Characteristics and Uses of Food Additives High Purity Hydroxypropyl-Beta-Cyclodextrin
The introduction of hydroxypropyl β - cyclodextrin breaking intramolecular hydrogen bond ring, while maintaining the cyclodextrin cavity while overcoming the poorly water-soluble β - cyclodextrin major drawback. Is currently the most in-depth study, the most widely used one cyclodextrin derivatives. Mainly used in food, pharmaceutical, cosmetics industries.
Function of Hydroxypropyl-β-Cyclodextrin in Food and spices fields
1. It can reduce or mask bad odor of nutrition molecular.To mask or get rid of terrible smell of food nutrition molecule.
2.Prevent nutrient composition of volatile, oxidation, increase the infusibility, essence, perfume water-soluble and Keep the fragrance slow release and lasting.

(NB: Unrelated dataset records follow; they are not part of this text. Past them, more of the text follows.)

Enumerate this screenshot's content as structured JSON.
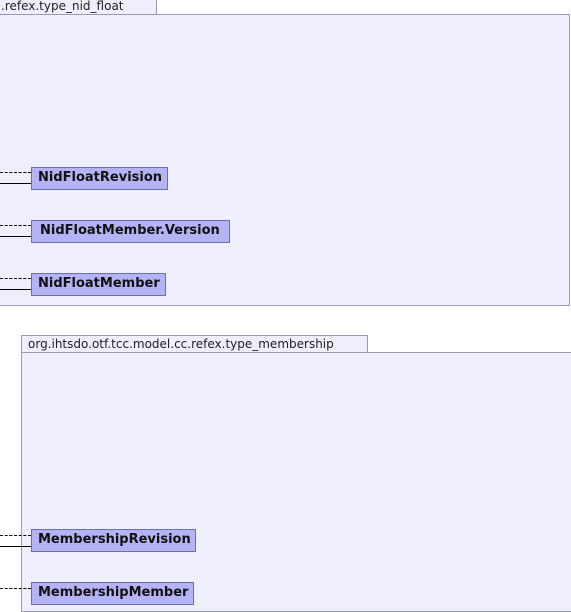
{
  "packages": [
    {
      "label": ".refex.type_nid_float",
      "classes": [
        "NidFloatRevision",
        "NidFloatMember.Version",
        "NidFloatMember"
      ]
    },
    {
      "label": "org.ihtsdo.otf.tcc.model.cc.refex.type_membership",
      "classes": [
        "MembershipRevision",
        "MembershipMember"
      ]
    }
  ],
  "colors": {
    "package_fill": "#eeeefc",
    "package_border": "#9a9ab0",
    "class_fill": "#b3b3f5",
    "class_border": "#6e6ea8"
  }
}
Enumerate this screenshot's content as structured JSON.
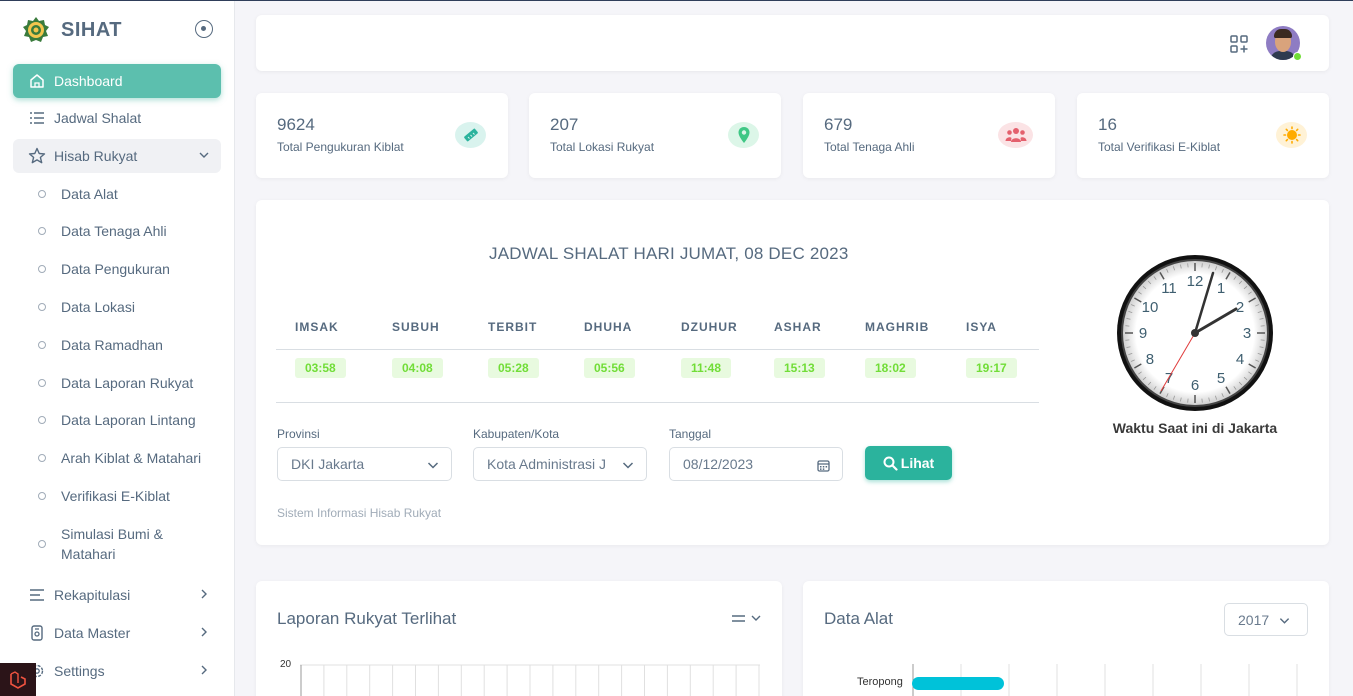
{
  "app": {
    "name": "SIHAT"
  },
  "sidebar": {
    "items": [
      {
        "label": "Dashboard",
        "icon": "home-icon"
      },
      {
        "label": "Jadwal Shalat",
        "icon": "list-icon"
      },
      {
        "label": "Hisab Rukyat",
        "icon": "star-icon",
        "expanded": true
      }
    ],
    "sub_items": [
      {
        "label": "Data Alat"
      },
      {
        "label": "Data Tenaga Ahli"
      },
      {
        "label": "Data Pengukuran"
      },
      {
        "label": "Data Lokasi"
      },
      {
        "label": "Data Ramadhan"
      },
      {
        "label": "Data Laporan Rukyat"
      },
      {
        "label": "Data Laporan Lintang"
      },
      {
        "label": "Arah Kiblat & Matahari"
      },
      {
        "label": "Verifikasi E-Kiblat"
      },
      {
        "label": "Simulasi Bumi & Matahari"
      }
    ],
    "bottom_items": [
      {
        "label": "Rekapitulasi",
        "icon": "menu-icon"
      },
      {
        "label": "Data Master",
        "icon": "database-icon"
      },
      {
        "label": "Settings",
        "icon": "gear-icon"
      }
    ]
  },
  "stats": [
    {
      "value": "9624",
      "label": "Total Pengukuran Kiblat",
      "icon": "ruler-icon",
      "color": "#2bb39d",
      "bg": "#d9f3ee"
    },
    {
      "value": "207",
      "label": "Total Lokasi Rukyat",
      "icon": "map-pin-icon",
      "color": "#3fc785",
      "bg": "#dcf6e8"
    },
    {
      "value": "679",
      "label": "Total Tenaga Ahli",
      "icon": "users-icon",
      "color": "#e4606d",
      "bg": "#fbe3e5"
    },
    {
      "value": "16",
      "label": "Total Verifikasi E-Kiblat",
      "icon": "sun-icon",
      "color": "#ffab00",
      "bg": "#fff2d6"
    }
  ],
  "jadwal": {
    "title": "JADWAL SHALAT HARI JUMAT, 08 DEC 2023",
    "times": [
      {
        "name": "IMSAK",
        "time": "03:58"
      },
      {
        "name": "SUBUH",
        "time": "04:08"
      },
      {
        "name": "TERBIT",
        "time": "05:28"
      },
      {
        "name": "DHUHA",
        "time": "05:56"
      },
      {
        "name": "DZUHUR",
        "time": "11:48"
      },
      {
        "name": "ASHAR",
        "time": "15:13"
      },
      {
        "name": "MAGHRIB",
        "time": "18:02"
      },
      {
        "name": "ISYA",
        "time": "19:17"
      }
    ],
    "form": {
      "provinsi_label": "Provinsi",
      "provinsi_value": "DKI Jakarta",
      "kota_label": "Kabupaten/Kota",
      "kota_value": "Kota Administrasi Jakarta",
      "tanggal_label": "Tanggal",
      "tanggal_value": "08/12/2023",
      "button": "Lihat"
    },
    "footer": "Sistem Informasi Hisab Rukyat",
    "clock_caption": "Waktu Saat ini di Jakarta",
    "clock_numbers": [
      "12",
      "1",
      "2",
      "3",
      "4",
      "5",
      "6",
      "7",
      "8",
      "9",
      "10",
      "11"
    ]
  },
  "laporan_card": {
    "title": "Laporan Rukyat Terlihat",
    "y_tick": "20"
  },
  "alat_card": {
    "title": "Data Alat",
    "year": "2017",
    "bar_label": "Teropong",
    "bar_fraction": 0.24
  },
  "colors": {
    "accent": "#2bb39d",
    "active_menu": "#5cbfae",
    "badge_bg": "#e8fadf",
    "badge_text": "#71dd37"
  }
}
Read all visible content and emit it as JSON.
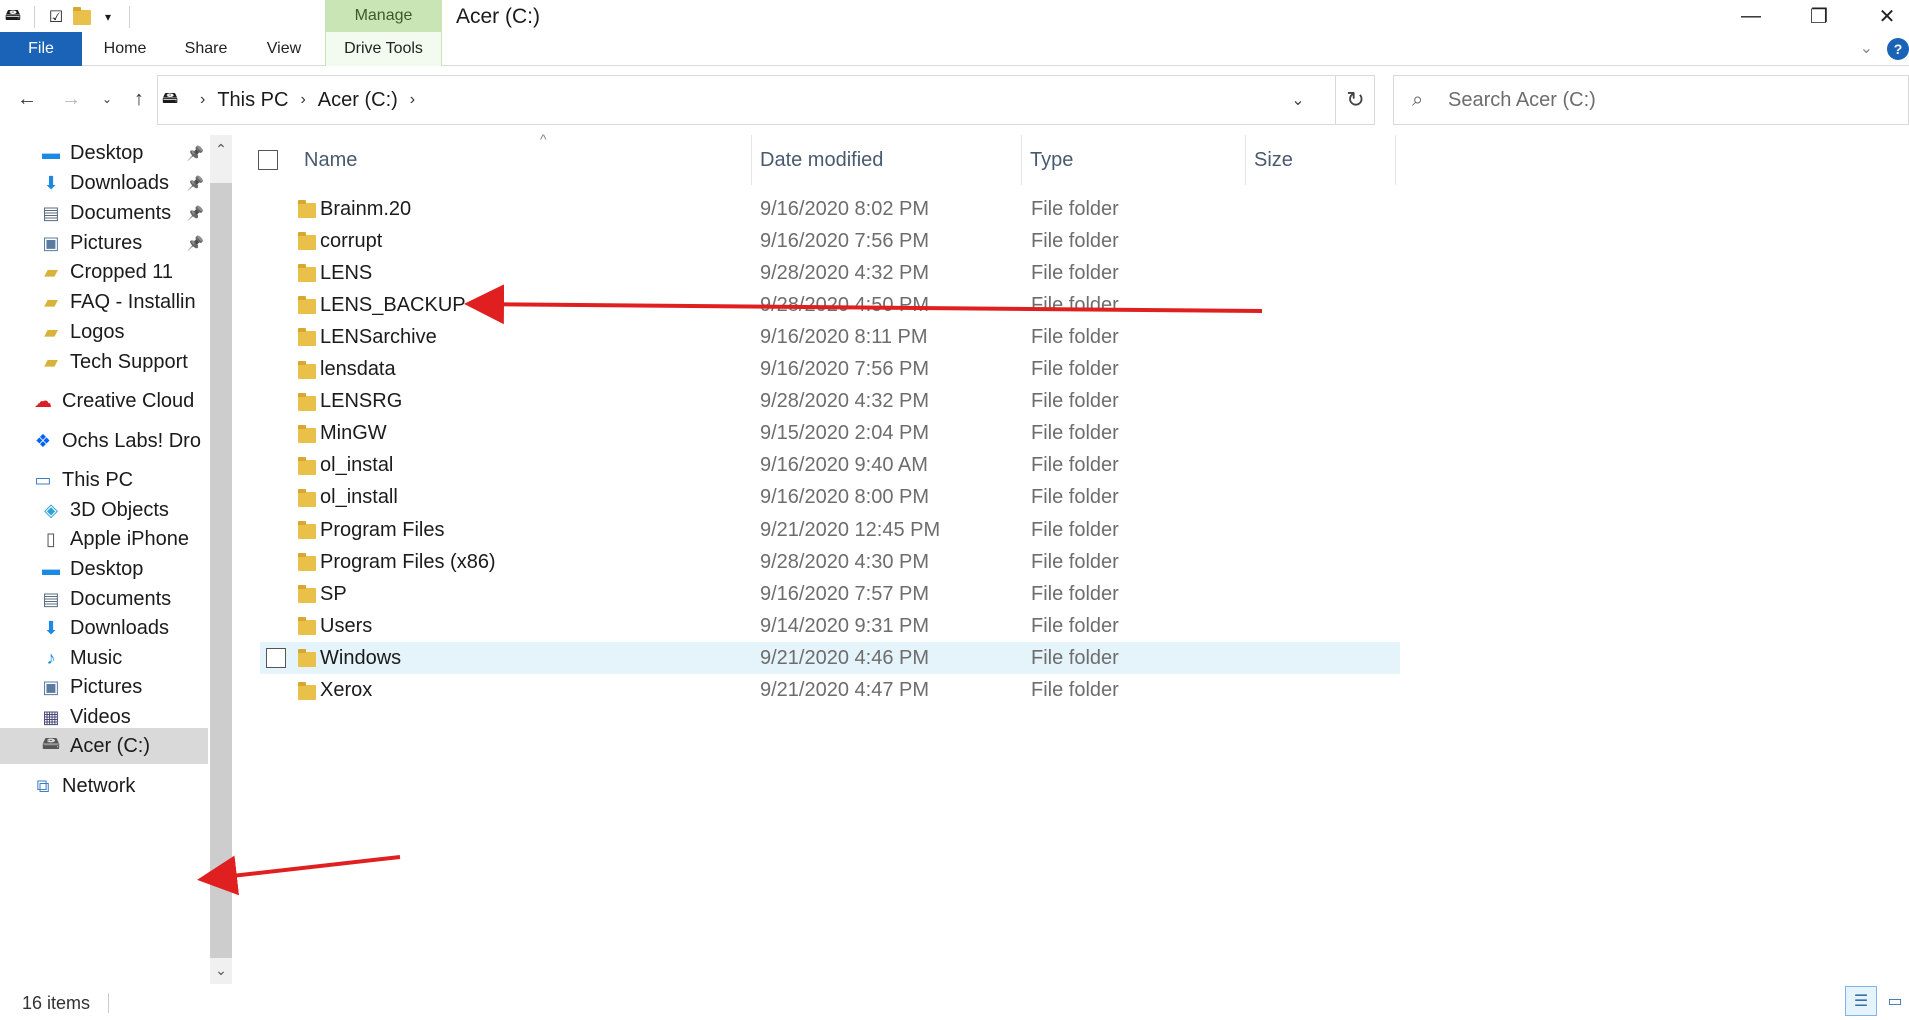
{
  "window": {
    "title": "Acer (C:)",
    "manage_label": "Manage",
    "minimize": "—",
    "restore": "❐",
    "close": "✕"
  },
  "ribbon": {
    "tabs": [
      "File",
      "Home",
      "Share",
      "View",
      "Drive Tools"
    ],
    "collapse_glyph": "⌄",
    "help_glyph": "?"
  },
  "address": {
    "crumbs": [
      "This PC",
      "Acer (C:)"
    ],
    "search_placeholder": "Search Acer (C:)"
  },
  "nav_pane": {
    "items": [
      {
        "label": "Desktop",
        "icon": "desktop-icon",
        "pinned": true
      },
      {
        "label": "Downloads",
        "icon": "download-icon",
        "pinned": true
      },
      {
        "label": "Documents",
        "icon": "documents-icon",
        "pinned": true
      },
      {
        "label": "Pictures",
        "icon": "pictures-icon",
        "pinned": true
      },
      {
        "label": "Cropped 11",
        "icon": "shared-folder-icon",
        "pinned": false
      },
      {
        "label": "FAQ - Installin",
        "icon": "shared-folder-icon",
        "pinned": false
      },
      {
        "label": "Logos",
        "icon": "shared-folder-icon",
        "pinned": false
      },
      {
        "label": "Tech Support",
        "icon": "shared-folder-icon",
        "pinned": false
      },
      {
        "label": "Creative Cloud",
        "icon": "creative-cloud-icon",
        "pinned": false
      },
      {
        "label": "Ochs Labs! Dro",
        "icon": "dropbox-icon",
        "pinned": false
      },
      {
        "label": "This PC",
        "icon": "computer-icon",
        "pinned": false
      },
      {
        "label": "3D Objects",
        "icon": "3d-objects-icon",
        "pinned": false
      },
      {
        "label": "Apple iPhone",
        "icon": "phone-icon",
        "pinned": false
      },
      {
        "label": "Desktop",
        "icon": "desktop-icon",
        "pinned": false
      },
      {
        "label": "Documents",
        "icon": "documents-icon",
        "pinned": false
      },
      {
        "label": "Downloads",
        "icon": "download-icon",
        "pinned": false
      },
      {
        "label": "Music",
        "icon": "music-icon",
        "pinned": false
      },
      {
        "label": "Pictures",
        "icon": "pictures-icon",
        "pinned": false
      },
      {
        "label": "Videos",
        "icon": "videos-icon",
        "pinned": false
      },
      {
        "label": "Acer (C:)",
        "icon": "drive-icon",
        "pinned": false
      },
      {
        "label": "Network",
        "icon": "network-icon",
        "pinned": false
      }
    ]
  },
  "columns": {
    "name": "Name",
    "date": "Date modified",
    "type": "Type",
    "size": "Size"
  },
  "files": [
    {
      "name": "Brainm.20",
      "date": "9/16/2020 8:02 PM",
      "type": "File folder"
    },
    {
      "name": "corrupt",
      "date": "9/16/2020 7:56 PM",
      "type": "File folder"
    },
    {
      "name": "LENS",
      "date": "9/28/2020 4:32 PM",
      "type": "File folder"
    },
    {
      "name": "LENS_BACKUP",
      "date": "9/28/2020 4:50 PM",
      "type": "File folder"
    },
    {
      "name": "LENSarchive",
      "date": "9/16/2020 8:11 PM",
      "type": "File folder"
    },
    {
      "name": "lensdata",
      "date": "9/16/2020 7:56 PM",
      "type": "File folder"
    },
    {
      "name": "LENSRG",
      "date": "9/28/2020 4:32 PM",
      "type": "File folder"
    },
    {
      "name": "MinGW",
      "date": "9/15/2020 2:04 PM",
      "type": "File folder"
    },
    {
      "name": "ol_instal",
      "date": "9/16/2020 9:40 AM",
      "type": "File folder"
    },
    {
      "name": "ol_install",
      "date": "9/16/2020 8:00 PM",
      "type": "File folder"
    },
    {
      "name": "Program Files",
      "date": "9/21/2020 12:45 PM",
      "type": "File folder"
    },
    {
      "name": "Program Files (x86)",
      "date": "9/28/2020 4:30 PM",
      "type": "File folder"
    },
    {
      "name": "SP",
      "date": "9/16/2020 7:57 PM",
      "type": "File folder"
    },
    {
      "name": "Users",
      "date": "9/14/2020 9:31 PM",
      "type": "File folder"
    },
    {
      "name": "Windows",
      "date": "9/21/2020 4:46 PM",
      "type": "File folder"
    },
    {
      "name": "Xerox",
      "date": "9/21/2020 4:47 PM",
      "type": "File folder"
    }
  ],
  "status": {
    "count": "16 items"
  },
  "colors": {
    "accent": "#1a63b6",
    "manage_tab": "#c9e5b6",
    "hover_row": "#e5f3fb",
    "annotation_arrow": "#e02020"
  }
}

3. In the food industry,because its molecule structure,HPBCD are employed for the preparation ofcholesterol free products.
4. HP-B-CD can increase the stability and long-term efficacy of Molecular Nutrition.
5. Make the juice and the red wine's color brighter and improve the taste of food.
6. increase the stability of essence perfume and pigment .
What's more it can improve the taste ,make your food delicious .
7. Can also make food preservative release slowly, raise the effect of anti-corrosion and extend the shelf life of food.
improve the stability and long-term nutritional molecules, you can improve the production process and product quality. The product is very good solubility in water, the degree of substitution can be 4 or more miscible in any proportion with water, 50 % ethanol and methanol can also be dissolved.